As a Latina myself, I am disgusted and insulted by America Chavez. I'm supposed to love and identify with this character? On what grounds? […] Why should I care about her or her story? Because she's a Latina queer? So what? That doesn't make her interesting. There are Latina queers all over the place here. That's not unique at all. […] I DON'T CARE if the main character of a comic is the same race or gender as me! Tell me a GOOD STORY with GOOD CHARACTERS! If the story and characters are solid and well written, then it won't MATTER what race, gender, sexuality, or creed that character is! Labels don't make a character. CHARACTER makes a character! And America Chavez has ZERO CHARACTER.

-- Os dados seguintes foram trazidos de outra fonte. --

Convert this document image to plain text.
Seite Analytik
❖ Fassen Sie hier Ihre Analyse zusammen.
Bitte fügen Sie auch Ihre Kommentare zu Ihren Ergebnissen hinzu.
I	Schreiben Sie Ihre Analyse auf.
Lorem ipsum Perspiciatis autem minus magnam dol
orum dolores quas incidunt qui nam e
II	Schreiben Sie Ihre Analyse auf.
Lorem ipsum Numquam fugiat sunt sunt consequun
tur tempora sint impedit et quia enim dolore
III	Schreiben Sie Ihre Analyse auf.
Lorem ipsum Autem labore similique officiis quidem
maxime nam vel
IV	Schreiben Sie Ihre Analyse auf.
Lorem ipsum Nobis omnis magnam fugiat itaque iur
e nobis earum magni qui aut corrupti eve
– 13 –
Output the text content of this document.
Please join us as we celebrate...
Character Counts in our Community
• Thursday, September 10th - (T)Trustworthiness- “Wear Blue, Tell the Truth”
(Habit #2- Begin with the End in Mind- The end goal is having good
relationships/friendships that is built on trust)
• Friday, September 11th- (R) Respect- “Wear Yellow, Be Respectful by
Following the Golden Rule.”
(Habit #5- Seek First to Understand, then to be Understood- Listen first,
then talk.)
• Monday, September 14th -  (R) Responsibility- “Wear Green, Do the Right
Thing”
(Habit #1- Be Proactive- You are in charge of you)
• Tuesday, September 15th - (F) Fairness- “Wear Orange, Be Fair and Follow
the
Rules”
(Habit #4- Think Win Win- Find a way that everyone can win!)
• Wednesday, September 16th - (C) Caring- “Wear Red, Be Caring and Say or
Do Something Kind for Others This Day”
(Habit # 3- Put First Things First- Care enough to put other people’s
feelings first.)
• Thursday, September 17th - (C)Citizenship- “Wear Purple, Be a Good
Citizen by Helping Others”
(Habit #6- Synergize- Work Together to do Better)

Como latina, acho a América Chávez ultrajante e ofensiva. Espera, eu deveria me identificar e amar essa personagem? Com base em quê? […] Por que deveria me importar com ela ou a sua história? Por ser uma latina lésbica? E daí? Isso não faz dela interessante. Há latinas lésbicas em todo lugar por aqui, não tem nada de especial. […] NÃO ME IMPORTA se a personagem principal da revista em quadrinhos é da mesma etnia ou gênero que eu! Conte-me uma BOA HISTÓRIA com BOAS PERSONAGENS! Se a história e as personagens forem consistentes e bem desenvolvidas, não importa a etnia, o gênero, a sexualidade ou a religião da personagem! Rótulos não fazem uma personagem. PERSONALIDADE faz uma personagem! E América Chávez NÃO TEM PERSONALIDADE.

O canal do YouTube Latino, Pero Like (parceria com o BuzzFeed), também fez críticas esmagadoras sobre a personagem no vídeo “LatiNoticias”:

It's pretty fun that a character with the potential to excite so much hate from right-wing conservatives is literally named America. That's like if I named a new contraceptive Freedom Pills, or if her sidekick was a gender-nonconforming bald eagle. America Chavez was the third choice for the superhero's name after Marvel passed on “Uracis Ifudonlykme” [You’re racist if you don’t like me] and “Sue-Kit White Concervadores” [Suck it, white conservatives].

É irônico que uma personagem com o potencial de instigar o ódio de conservadores de direita tenha o nome de América. É como se eu chamasse um novo anticoncepcional de Pílulas da Liberdade, ou que o melhor amigo e parceiro da personagem fosse um transexual sem pelos. América Chávez foi o terceiro nome escolhido para a super-heroína, depois de a Marvel recusar “Uracis Ifudonlykme” [Você é racista se não gosta de mim] e “Sue-Kit White Concervadores” [Vão se danar, Conservadores Brancos].